However, actually I don’t think this should have required the unified renderer even before. In fact, in 2.40, I encountered some problems with the unified renderer and halos which did not occur without the unified renderer. I could always render halo particles without the UR, and they would always appear in the correct place. Although docs always advised to use the UR, I never had this kind of problem either with or without.

I’ve got the halo particles on the same render layer as the candle, and all buttons (“halo”, “solid”, etc.) are pressed down. Maybe there is a way to get the particles into the position I want by using compositing?

When I try to replicate that in CVS, it looks ok. I don’t suppose you can provide a screenshot?

Anyway if need be, you can make sure the halos are on top by making a new render layer that just contains the halos (only the scene layer containing the halos, and also only the halo pass enabled) and then alphaover or add them on top in the compositor.

Here are some screen shots. The first shot shows where the particles are in relation to the candle. The second shot shows the particles alone. The third shot shows the render with particles concealed behind the candle.

The angle I took these renders at is not the actual I want to render at. I took them this way so you could better see the problem, but in fact I want the camera lower, meaning that the particles are partially concealed by the front lip of the candle and over the lip that is further from the camera. Which means that rendering the particles out in front of everything will also not solve the problem exactly as I want to.

With all this fancy new rendering functionality something as basic as putting x in front of y and behind z can’t be impossible, can it?

I’d be all over a CVS build now, but graphicall.org is still down.
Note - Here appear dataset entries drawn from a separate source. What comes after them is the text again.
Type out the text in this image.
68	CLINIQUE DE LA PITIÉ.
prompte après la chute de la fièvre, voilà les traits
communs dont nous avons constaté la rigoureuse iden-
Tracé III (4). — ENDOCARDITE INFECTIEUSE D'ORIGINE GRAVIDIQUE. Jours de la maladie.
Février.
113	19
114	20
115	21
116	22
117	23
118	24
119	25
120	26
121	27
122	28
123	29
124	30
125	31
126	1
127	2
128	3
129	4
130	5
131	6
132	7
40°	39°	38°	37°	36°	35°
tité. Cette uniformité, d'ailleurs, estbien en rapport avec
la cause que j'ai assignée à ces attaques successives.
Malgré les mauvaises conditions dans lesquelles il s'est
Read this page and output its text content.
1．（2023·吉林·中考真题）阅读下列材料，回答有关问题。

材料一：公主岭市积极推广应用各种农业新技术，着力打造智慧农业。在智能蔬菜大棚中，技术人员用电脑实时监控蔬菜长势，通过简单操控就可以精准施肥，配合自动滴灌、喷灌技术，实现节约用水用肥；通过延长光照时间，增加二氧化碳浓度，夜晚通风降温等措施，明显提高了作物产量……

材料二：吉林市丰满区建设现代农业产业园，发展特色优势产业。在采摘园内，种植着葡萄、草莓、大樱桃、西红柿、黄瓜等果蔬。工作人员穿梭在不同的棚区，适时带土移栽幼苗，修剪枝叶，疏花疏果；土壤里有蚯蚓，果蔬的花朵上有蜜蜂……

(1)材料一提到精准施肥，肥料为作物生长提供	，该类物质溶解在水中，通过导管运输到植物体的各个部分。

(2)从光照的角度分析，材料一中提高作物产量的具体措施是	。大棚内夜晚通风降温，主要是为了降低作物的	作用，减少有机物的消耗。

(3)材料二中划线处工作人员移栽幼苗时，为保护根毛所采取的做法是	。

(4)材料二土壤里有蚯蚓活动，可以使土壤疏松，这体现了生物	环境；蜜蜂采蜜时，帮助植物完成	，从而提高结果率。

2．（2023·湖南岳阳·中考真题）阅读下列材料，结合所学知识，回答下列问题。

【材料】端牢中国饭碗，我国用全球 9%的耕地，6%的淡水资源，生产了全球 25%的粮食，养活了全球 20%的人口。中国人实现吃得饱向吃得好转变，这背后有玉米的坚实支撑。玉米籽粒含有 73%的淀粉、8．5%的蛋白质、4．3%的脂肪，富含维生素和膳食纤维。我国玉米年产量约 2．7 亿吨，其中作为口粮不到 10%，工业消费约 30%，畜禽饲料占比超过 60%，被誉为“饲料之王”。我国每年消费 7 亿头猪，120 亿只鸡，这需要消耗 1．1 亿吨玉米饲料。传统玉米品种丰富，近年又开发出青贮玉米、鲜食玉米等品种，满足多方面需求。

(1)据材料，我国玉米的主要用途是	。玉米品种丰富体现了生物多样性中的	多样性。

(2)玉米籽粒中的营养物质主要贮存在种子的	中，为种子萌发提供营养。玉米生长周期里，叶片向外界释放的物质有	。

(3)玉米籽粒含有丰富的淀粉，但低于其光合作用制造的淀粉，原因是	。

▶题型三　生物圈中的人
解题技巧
Anybody else hosting those things?

You should be able to do this using the compositor nodes already in the current release version (2.42a). You just need two render layers, one rendering the scene layer with the candle, and the other with the layer the particles are on. Then turn on ‘do composite’, switch a window to the node editor, switch the node editor to composite mode (buttons at the bottom). A ‘use nodes’ button will appear. When you press it your first render layer and a output node will appear. From there you need to add your other render_layer input node and a z-combine node. Now connect the image from the candle render_layer to the topmost image socket on the z-combine, and the candle’s z output to the z socket of the z-combine. Finally connect the second render_layers image output to the other z-combine image socket and connect the z-combine’s output to the output node (composite or whatever it’s called).

I did all that from memory so things may be a little off. If you want I can make a demo blend, but I don’t have time right now!

Hi

Thanks, kitsu. I tried your suggestion (at least I think I did) and I’m still having the exact same problem. Bizarre. You can see my nodes here, and you can see everything looking good in the viewer except the flame/smoke is behind the candle, just as it was previously.

This may be a hint… For some reason, when I render with edge turned on, no edge appears around the candle, even though edge is selected on that render layer. Perhaps that is a clue to what I’m doing wrong with that candle?

Thanks,

T

My discription from yesterday was a little off, but it looks like you got it anyway :slight_smile:

Here is what is really odd though - I just tried to recreate your problem so I could try to fix it, but I didn’t have any problem to fixhttp://kitsu.petesdomain.com/files/blender/parts-in-box.jpg
^ Blend file ^

Try this blend and see what your results are. This was rendered using Blender regular release 2.42a. I’m guessing there is something odd going on in your scene. Maybe try sticking a cube behind the particals and see how it renders?

Very odd…

Hi,

I’ve uploaded a blend. It’s just 100kb, just the candle and the flame, and the problem is persisting. I have no idea what’s wrong. Totally baffled.

(Sorry, but it seems trivial registration is necessary to download the file. If you don’t want to do this let me know and I’ll email the blend.)

If you turn off ZTransp in the candle’s material (Render pipeline) the particles render properly. Halos are generated by some weird Z-buffer trickery that I don’t pretend to understand.

Oh… The good news is that when I turn of Ztransp in the file I uploaded, the candle renders properly…

The bad news is that when I turn it off in the actual blend file I’m working on… the blasted thing is still not working. Same problem.

In any case, this gives me a little bit of a hint. I’ll keep poking around (the actual file I’m working on is pretty big, and I’d rather not upload it directly, if I can avoid it).

Maybe there are other materials with Ztransp in the complete scene. As you’ve seen it doesn’t matter whether they are behind or in front of the halos.

Hey,

Thanks everybody for the comments. The solution was to turn off ztransp on the materials and not use a z-combine node to combine the two, but rather to put them both on the same render layer (there may be other ways to get the same result, but I got it this way).

Anyway, thanks very much for helping me with this… it was getting to be a bit of a headache!

Yes, but you got to play around with the compositor and to learn a bit more about how Blender works inside :smiley:

Also the next time someone has this problem you have kindly posted the solution!

By all means, that’s true. It was definitely worth checking out.

I’ve also become a node-compositor convert. That stuff is cool!

I know :smiley:
I’m so addicted to the nodes now that I use them when they arn’t even needed!

I have also had some problems with transparency (either ray or Z), volumetric light halos and render layers. This was for streetlights in a night time city that I built for a tutorial on openexr files that I’m working on. I too had to scrap the render layers and put the light domes and halo lights on the same layer as the buildings to get the desired result. Strange.

As far as compositing nodes go, I think they are the best thing to happen to Blender that I have seen yet and I can scarcely imagine working without them even though I’ve only been using them for a month or so!